What you're proposing is definitely the end of innovation.
Back in the era of 486 where AMD and Intel compete freely was that pressure which gave the Pentium design.
But because Intel had patent that design AMD became a zombie (until the recent resurrection after decades) and we still have the same Pentium design until today with just few more instructions and higher clock frequencies.

If Intel had patent the 486 today we will never had Pentium but we still had 2 core 32 bit processors at higher frequency clocks and AMD wouldn’t exist. Same applies and to other sectors like drugs, software etc A person has 8 hours a day as productive time, if you limit via patents the persons you limit the total sum of time of thought...
 
Back in the era of 486 where AMD and Intel compete freely was that pressure which gave the Pentium design.
But because Intel had patent that design AMD became a zombie (until the recent resurrection after decades) and we still have the same Pentium design until today with just few more instructions and higher clock frequencies.

If Intel had patent the 486 today we will never had Pentium but we still had 2 core 32 bit processors at higher frequency clocks and AMD wouldn’t exist. Same applies and to other sectors like drugs, software etc A person has 8 hours a day as productive time, if you limit via patents the persons you limit the total sum of time of thought...
that's not exactly true, intel was never the only game in town for compute patents. The need for more powerful PCs is always growing so eventually someone, like ARM, would step up and provide people with those needs. And this isn't just a "let the economy sort things out". This is something that's predominantly be driven by military needs. Intel does not own the patents to all processing, people would have developed architectures outside of x86/x64 in the same way that ARM and powerPC(remember that one) have. Yes, things would need to be recompiled to run on other things but it's not like it's impossible. A RaspberryPi is a lot faster than a core2duo at this point, after all.

 
Agreed, although they have just gained tremendous ground on Nvidia at least in rasterization performance. When was they last time they competed on the high end?
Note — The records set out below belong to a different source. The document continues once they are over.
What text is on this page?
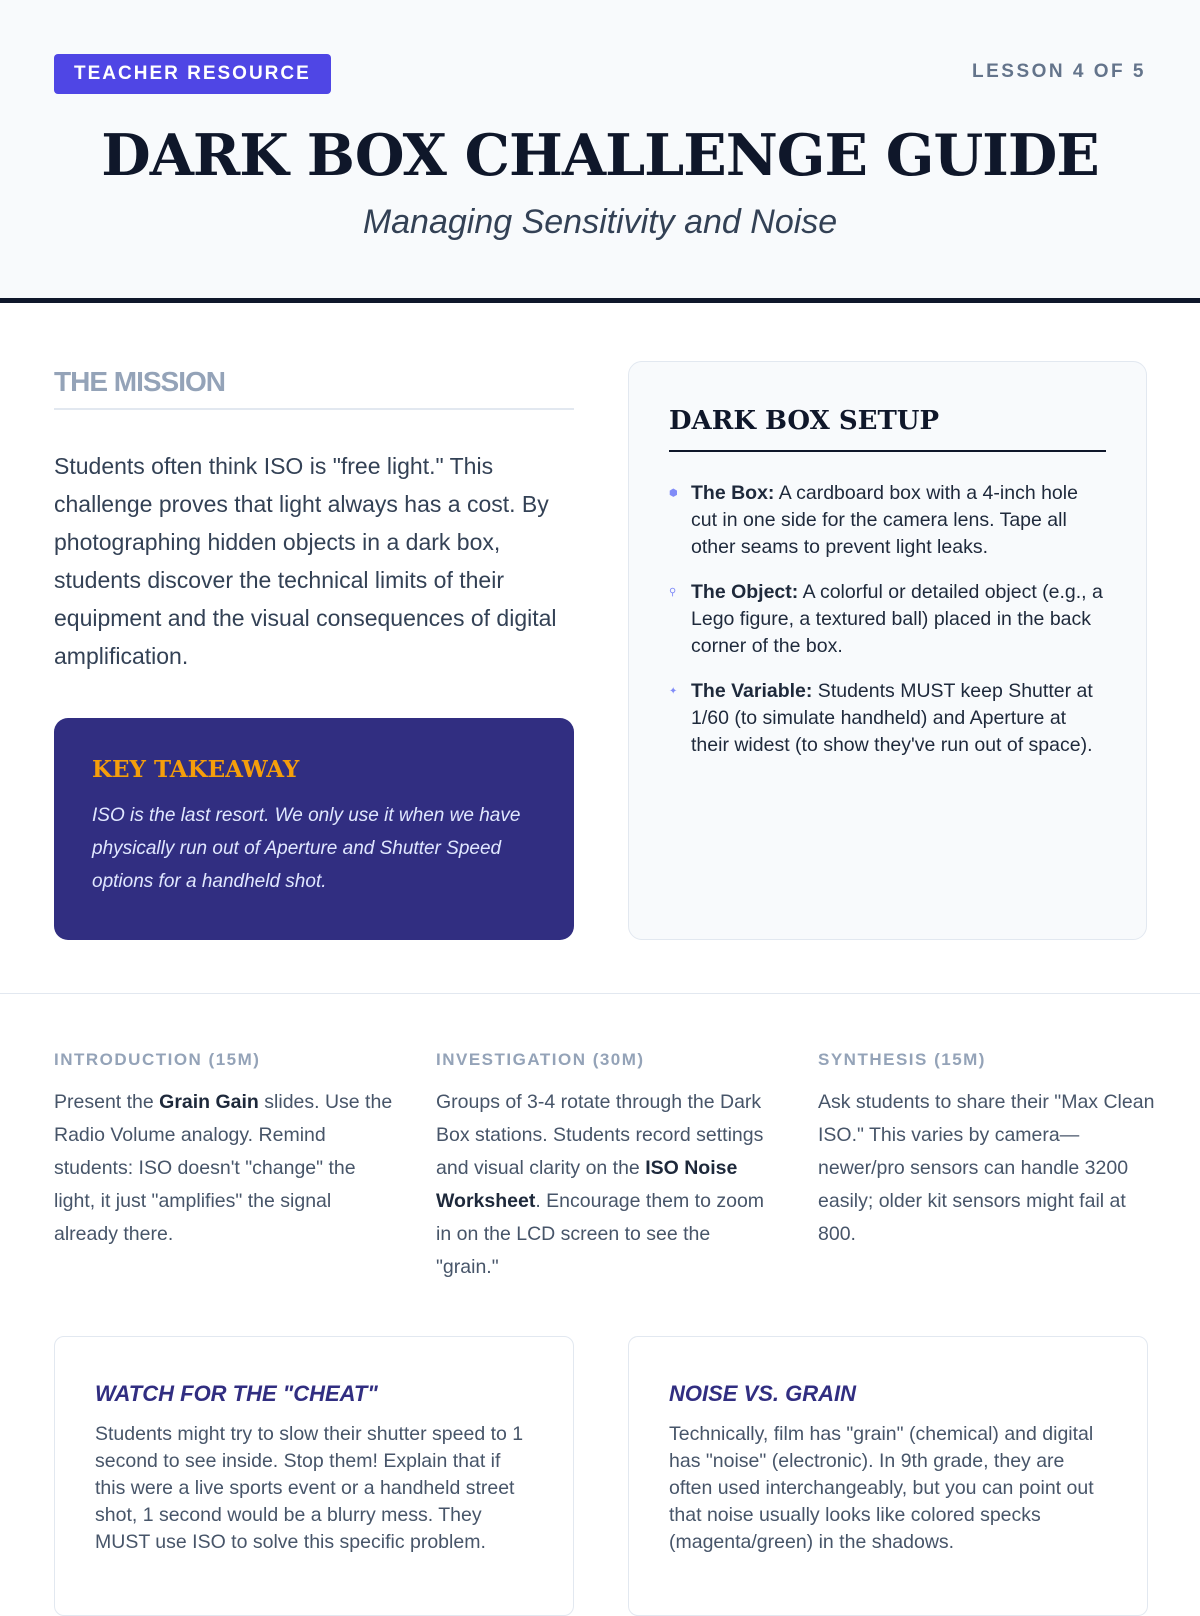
TEACHER RESOURCE	LESSON 4 OF 5
DARK BOX CHALLENGE GUIDE
Managing Sensitivity and Noise
THE MISSION

Students often think ISO is "free light." This challenge proves that light always has a cost. By photographing hidden objects in a dark box, students discover the technical limits of their equipment and the visual consequences of digital amplification.

KEY TAKEAWAY
ISO is the last resort. We only use it when we have physically run out of Aperture and Shutter Speed options for a handheld shot.
DARK BOX SETUP
⬢ The Box: A cardboard box with a 4-inch hole cut in one side for the camera lens. Tape all other seams to prevent light leaks.
⚲ The Object: A colorful or detailed object (e.g., a Lego figure, a textured ball) placed in the back corner of the box.
✦ The Variable: Students MUST keep Shutter at 1/60 (to simulate handheld) and Aperture at their widest (to show they've run out of space).
INTRODUCTION (15M)

Present the Grain Gain slides. Use the Radio Volume analogy. Remind students: ISO doesn't "change" the light, it just "amplifies" the signal already there.

INVESTIGATION (30M)

Groups of 3-4 rotate through the Dark Box stations. Students record settings and visual clarity on the ISO Noise Worksheet. Encourage them to zoom in on the LCD screen to see the "grain."

SYNTHESIS (15M)

Ask students to share their "Max Clean ISO." This varies by camera—newer/pro sensors can handle 3200 easily; older kit sensors might fail at 800.

WATCH FOR THE "CHEAT"

Students might try to slow their shutter speed to 1 second to see inside. Stop them! Explain that if this were a live sports event or a handheld street shot, 1 second would be a blurry mess. They MUST use ISO to solve this specific problem.

NOISE VS. GRAIN

Technically, film has "grain" (chemical) and digital has "noise" (electronic). In 9th grade, they are often used interchangeably, but you can point out that noise usually looks like colored specks (magenta/green) in the shadows.
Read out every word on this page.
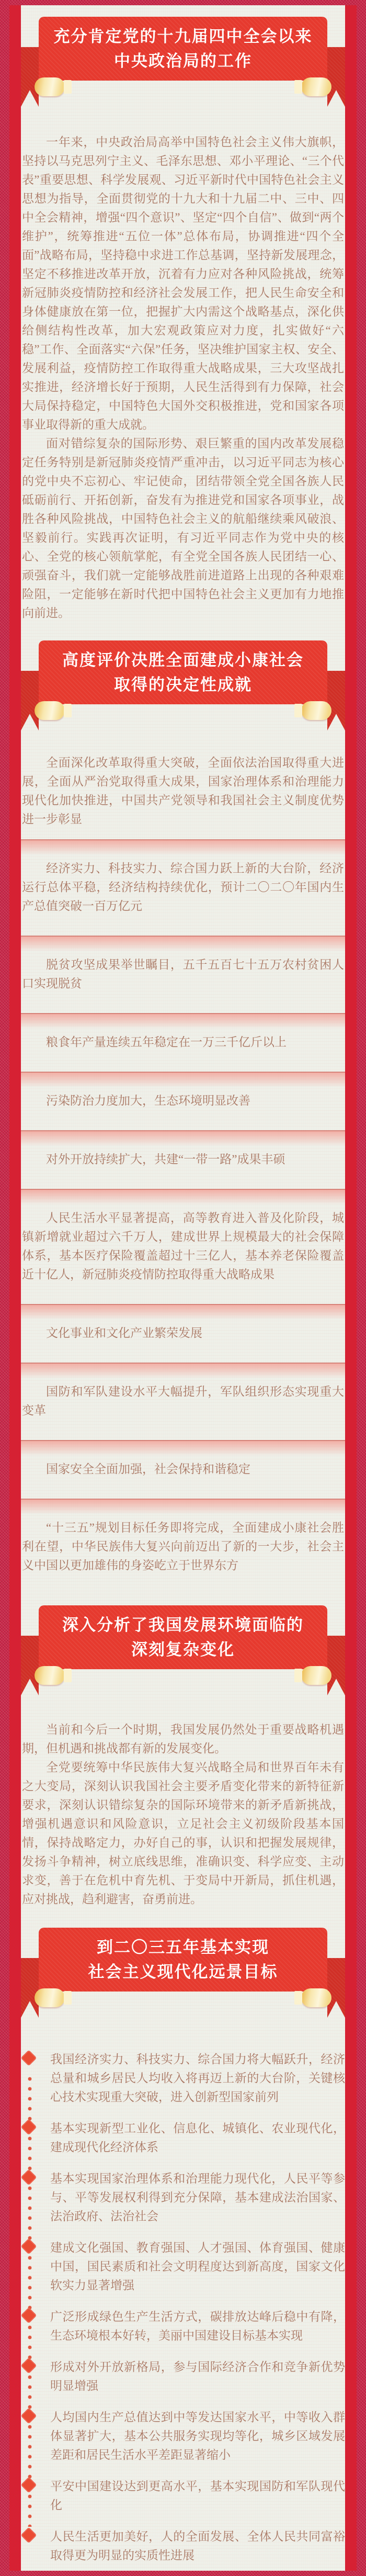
充分肯定党的十九届四中全会以来
中央政治局的工作

一年来，中央政治局高举中国特色社会主义伟大旗帜，坚持以马克思列宁主义、毛泽东思想、邓小平理论、“三个代表”重要思想、科学发展观、习近平新时代中国特色社会主义思想为指导，全面贯彻党的十九大和十九届二中、三中、四中全会精神，增强“四个意识”、坚定“四个自信”、做到“两个维护”，统筹推进“五位一体”总体布局，协调推进“四个全面”战略布局，坚持稳中求进工作总基调，坚持新发展理念，坚定不移推进改革开放，沉着有力应对各种风险挑战，统筹新冠肺炎疫情防控和经济社会发展工作，把人民生命安全和身体健康放在第一位，把握扩大内需这个战略基点，深化供给侧结构性改革，加大宏观政策应对力度，扎实做好“六稳”工作、全面落实“六保”任务，坚决维护国家主权、安全、发展利益，疫情防控工作取得重大战略成果，三大攻坚战扎实推进，经济增长好于预期，人民生活得到有力保障，社会大局保持稳定，中国特色大国外交积极推进，党和国家各项事业取得新的重大成就。

面对错综复杂的国际形势、艰巨繁重的国内改革发展稳定任务特别是新冠肺炎疫情严重冲击，以习近平同志为核心的党中央不忘初心、牢记使命，团结带领全党全国各族人民砥砺前行、开拓创新，奋发有为推进党和国家各项事业，战胜各种风险挑战，中国特色社会主义的航船继续乘风破浪、坚毅前行。实践再次证明，有习近平同志作为党中央的核心、全党的核心领航掌舵，有全党全国各族人民团结一心、顽强奋斗，我们就一定能够战胜前进道路上出现的各种艰难险阻，一定能够在新时代把中国特色社会主义更加有力地推向前进。

高度评价决胜全面建成小康社会
取得的决定性成就

全面深化改革取得重大突破，全面依法治国取得重大进展，全面从严治党取得重大成果，国家治理体系和治理能力现代化加快推进，中国共产党领导和我国社会主义制度优势进一步彰显

经济实力、科技实力、综合国力跃上新的大台阶，经济运行总体平稳，经济结构持续优化，预计二〇二〇年国内生产总值突破一百万亿元

脱贫攻坚成果举世瞩目，五千五百七十五万农村贫困人口实现脱贫

粮食年产量连续五年稳定在一万三千亿斤以上

污染防治力度加大，生态环境明显改善

对外开放持续扩大，共建“一带一路”成果丰硕

人民生活水平显著提高，高等教育进入普及化阶段，城镇新增就业超过六千万人，建成世界上规模最大的社会保障体系，基本医疗保险覆盖超过十三亿人，基本养老保险覆盖近十亿人，新冠肺炎疫情防控取得重大战略成果

文化事业和文化产业繁荣发展

国防和军队建设水平大幅提升，军队组织形态实现重大变革

国家安全全面加强，社会保持和谐稳定

“十三五”规划目标任务即将完成，全面建成小康社会胜利在望，中华民族伟大复兴向前迈出了新的一大步，社会主义中国以更加雄伟的身姿屹立于世界东方

深入分析了我国发展环境面临的
深刻复杂变化

当前和今后一个时期，我国发展仍然处于重要战略机遇期，但机遇和挑战都有新的发展变化。

全党要统筹中华民族伟大复兴战略全局和世界百年未有之大变局，深刻认识我国社会主要矛盾变化带来的新特征新要求，深刻认识错综复杂的国际环境带来的新矛盾新挑战，增强机遇意识和风险意识，立足社会主义初级阶段基本国情，保持战略定力，办好自己的事，认识和把握发展规律，发扬斗争精神，树立底线思维，准确识变、科学应变、主动求变，善于在危机中育先机、于变局中开新局，抓住机遇，应对挑战，趋利避害，奋勇前进。

到二〇三五年基本实现
社会主义现代化远景目标

我国经济实力、科技实力、综合国力将大幅跃升，经济总量和城乡居民人均收入将再迈上新的大台阶，关键核心技术实现重大突破，进入创新型国家前列

基本实现新型工业化、信息化、城镇化、农业现代化，建成现代化经济体系

基本实现国家治理体系和治理能力现代化，人民平等参与、平等发展权利得到充分保障，基本建成法治国家、法治政府、法治社会

建成文化强国、教育强国、人才强国、体育强国、健康中国，国民素质和社会文明程度达到新高度，国家文化软实力显著增强

广泛形成绿色生产生活方式，碳排放达峰后稳中有降，生态环境根本好转，美丽中国建设目标基本实现

形成对外开放新格局，参与国际经济合作和竞争新优势明显增强

人均国内生产总值达到中等发达国家水平，中等收入群体显著扩大，基本公共服务实现均等化，城乡区域发展差距和居民生活水平差距显著缩小

平安中国建设达到更高水平，基本实现国防和军队现代化

人民生活更加美好，人的全面发展、全体人民共同富裕取得更为明显的实质性进展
Why? I don't see that at all. The way I see it, AMD sacrificed ray tracing performance, focused on rasterization, and still only managed to match Nvidia. Shouldn't you be trouncing Nvidia, when you don't waste die area on ray tracing and AI related silicon? Nvidia is being competent in all three areas, so how exactly is AMD competing with Nvidia on the high end?

And where I am from, 6000 series are both more expensive and it's stock non existent. The only 6800 (not xt) I can find costs 1100eur...
 
Why? I don't see that at all. The way I see it, AMD sacrificed ray tracing performance, focused on rasterization, and still only managed to match Nvidia. Shouldn't you be trouncing Nvidia, when you don't waste die area on ray tracing and AI related silicon? Nvidia is being competent in all three areas, so how exactly is AMD competing with Nvidia on the high end?

This whole "AMD is bad on ray tracing" thing comes from few Nvidia optimized titles. So far there is no real evidence AMD's ray tracing is weaker than Nvidia's.

Also to keep in mind, Nvidia uses GDDR6X that has pretty serious availability problems, only one company is making them etc. AMD uses GDDR6 that is widely available. Also AMD's chip is smaller than Nvidia's despite huge amount of transistors went into infinity cache. Also AMD cards consume less power than Nvidia's partly because of that cache.
 
It seems the patent doesn't discuss the where the gigathread engine in nvidia speak, or graphics command processor in AMD speak will go, and how it will work. Having these parts distrubuted over the die will only further increase overheads. This patent may not be intended for gaming GPUs.